Complete Asymptotic Expansions and the High-Dimensional Bingham Distributions

For $d \ge 2$, let $X$ be a random vector having a Bingham distribution on $\mathcal{S}^{d-1}$, the unit sphere centered at the origin in $\R^d$, and let $\Sigma$ denote the symmetric matrix parameter of the distribution.
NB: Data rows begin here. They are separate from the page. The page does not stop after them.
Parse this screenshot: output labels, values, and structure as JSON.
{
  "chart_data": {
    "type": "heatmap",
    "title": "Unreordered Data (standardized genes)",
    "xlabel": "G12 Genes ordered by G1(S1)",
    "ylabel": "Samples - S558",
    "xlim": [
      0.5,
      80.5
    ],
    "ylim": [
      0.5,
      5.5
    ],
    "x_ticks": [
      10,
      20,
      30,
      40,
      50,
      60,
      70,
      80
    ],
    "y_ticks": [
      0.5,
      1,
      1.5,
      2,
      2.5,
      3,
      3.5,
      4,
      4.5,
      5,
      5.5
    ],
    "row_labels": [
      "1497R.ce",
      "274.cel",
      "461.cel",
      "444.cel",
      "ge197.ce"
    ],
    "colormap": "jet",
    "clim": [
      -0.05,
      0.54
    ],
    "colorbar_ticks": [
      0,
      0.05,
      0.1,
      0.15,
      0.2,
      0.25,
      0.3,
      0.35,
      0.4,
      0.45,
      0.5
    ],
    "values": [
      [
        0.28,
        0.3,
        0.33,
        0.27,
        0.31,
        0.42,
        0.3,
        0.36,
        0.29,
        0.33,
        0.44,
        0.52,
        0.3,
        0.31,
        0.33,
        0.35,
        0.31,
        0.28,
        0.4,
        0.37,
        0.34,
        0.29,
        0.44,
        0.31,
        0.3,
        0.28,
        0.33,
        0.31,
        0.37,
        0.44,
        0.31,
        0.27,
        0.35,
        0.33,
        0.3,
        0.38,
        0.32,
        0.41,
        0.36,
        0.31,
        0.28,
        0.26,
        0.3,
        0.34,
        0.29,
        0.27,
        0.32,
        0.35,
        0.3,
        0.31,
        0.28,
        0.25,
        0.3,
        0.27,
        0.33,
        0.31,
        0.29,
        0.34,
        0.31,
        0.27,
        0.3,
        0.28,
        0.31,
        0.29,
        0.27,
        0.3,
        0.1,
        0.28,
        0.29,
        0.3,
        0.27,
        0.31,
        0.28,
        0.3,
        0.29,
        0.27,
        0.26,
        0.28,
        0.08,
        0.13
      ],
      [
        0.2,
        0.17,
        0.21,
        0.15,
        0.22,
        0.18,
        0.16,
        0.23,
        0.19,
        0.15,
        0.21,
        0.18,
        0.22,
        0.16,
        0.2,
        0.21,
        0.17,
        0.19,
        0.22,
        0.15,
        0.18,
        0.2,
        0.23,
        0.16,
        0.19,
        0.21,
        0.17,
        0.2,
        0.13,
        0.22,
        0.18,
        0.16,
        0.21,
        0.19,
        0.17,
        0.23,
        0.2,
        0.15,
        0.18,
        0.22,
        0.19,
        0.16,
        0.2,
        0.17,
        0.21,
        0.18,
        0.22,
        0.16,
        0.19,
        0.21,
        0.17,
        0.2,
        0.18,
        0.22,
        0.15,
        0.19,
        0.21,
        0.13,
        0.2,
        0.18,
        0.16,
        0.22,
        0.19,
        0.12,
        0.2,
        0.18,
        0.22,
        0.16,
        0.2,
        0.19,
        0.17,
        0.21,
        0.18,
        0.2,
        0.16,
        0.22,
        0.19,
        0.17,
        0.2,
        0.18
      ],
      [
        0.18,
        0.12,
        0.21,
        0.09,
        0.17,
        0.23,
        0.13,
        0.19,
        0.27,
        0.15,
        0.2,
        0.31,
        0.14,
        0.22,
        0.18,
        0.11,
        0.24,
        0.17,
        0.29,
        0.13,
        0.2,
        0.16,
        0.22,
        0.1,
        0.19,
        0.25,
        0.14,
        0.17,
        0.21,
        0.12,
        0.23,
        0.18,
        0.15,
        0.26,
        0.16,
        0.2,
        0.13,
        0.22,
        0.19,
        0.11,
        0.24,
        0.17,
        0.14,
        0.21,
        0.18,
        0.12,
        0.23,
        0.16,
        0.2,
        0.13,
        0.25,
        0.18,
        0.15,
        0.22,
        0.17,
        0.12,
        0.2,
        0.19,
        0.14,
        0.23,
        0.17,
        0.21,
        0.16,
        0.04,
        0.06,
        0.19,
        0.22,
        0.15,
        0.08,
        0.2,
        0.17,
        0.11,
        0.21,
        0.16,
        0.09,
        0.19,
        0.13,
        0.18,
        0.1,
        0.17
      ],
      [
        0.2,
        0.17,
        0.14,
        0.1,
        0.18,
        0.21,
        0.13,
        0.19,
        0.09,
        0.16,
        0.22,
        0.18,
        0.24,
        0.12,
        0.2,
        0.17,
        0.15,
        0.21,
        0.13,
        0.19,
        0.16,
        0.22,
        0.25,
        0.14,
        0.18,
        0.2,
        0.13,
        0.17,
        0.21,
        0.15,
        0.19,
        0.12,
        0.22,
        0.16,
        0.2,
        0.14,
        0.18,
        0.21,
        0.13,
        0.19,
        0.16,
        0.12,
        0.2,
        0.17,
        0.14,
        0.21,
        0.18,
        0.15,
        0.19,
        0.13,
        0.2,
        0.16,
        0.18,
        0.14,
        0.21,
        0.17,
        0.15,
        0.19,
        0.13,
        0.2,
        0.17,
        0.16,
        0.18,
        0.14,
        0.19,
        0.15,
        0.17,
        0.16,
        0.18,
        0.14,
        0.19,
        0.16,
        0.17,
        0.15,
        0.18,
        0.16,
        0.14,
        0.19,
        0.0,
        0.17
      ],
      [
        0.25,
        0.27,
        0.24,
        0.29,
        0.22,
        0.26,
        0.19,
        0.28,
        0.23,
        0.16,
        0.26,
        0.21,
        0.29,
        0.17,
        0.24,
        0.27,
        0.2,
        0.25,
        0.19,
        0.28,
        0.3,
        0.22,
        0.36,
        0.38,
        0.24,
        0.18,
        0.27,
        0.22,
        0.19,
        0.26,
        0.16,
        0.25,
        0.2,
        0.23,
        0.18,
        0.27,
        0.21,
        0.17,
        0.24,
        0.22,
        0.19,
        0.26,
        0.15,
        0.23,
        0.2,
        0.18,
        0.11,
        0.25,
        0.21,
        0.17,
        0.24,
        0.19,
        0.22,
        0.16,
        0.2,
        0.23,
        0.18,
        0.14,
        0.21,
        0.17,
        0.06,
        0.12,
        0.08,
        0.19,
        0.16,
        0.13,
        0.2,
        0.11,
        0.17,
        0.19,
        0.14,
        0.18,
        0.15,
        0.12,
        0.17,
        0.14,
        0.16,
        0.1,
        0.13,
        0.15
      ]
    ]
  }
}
Let $\Psi(\Sigma)$ be the normalizing constant of the distribution and let $\nabla \Psi_d(\Sigma)$ be the matrix of first-order partial derivatives of $\Psi(\Sigma)$ with respect to the entries of $\Sigma$. We derive complete asymptotic expansions for $\Psi(\Sigma)$ and $\nabla \Psi_d(\Sigma)$, as $d \to \infty$; these expansions are obtained subject to the growth condition that $\|\Sigma\|$, the Frobenius norm of $\Sigma$, satisfies $\|\Sigma\| \le \gamma_0 d^{r/2}$ for all $d$, where $\gamma_0 > 0$ and $r \in [0,1)$. Consequently, we obtain for the covariance matrix of $X$ an asymptotic expansion up to terms of arbitrary degree in $\Sigma$. Using a range of values of $d$ that have appeared in a variety of applications of high-dimensional spherical data analysis we tabulate the bounds on the remainder terms in the expansions of $\Psi(\Sigma)$ and $\nabla \Psi_d(\Sigma)$ and we demonstrate the rapid convergence of the bounds to zero as $r$ decreases.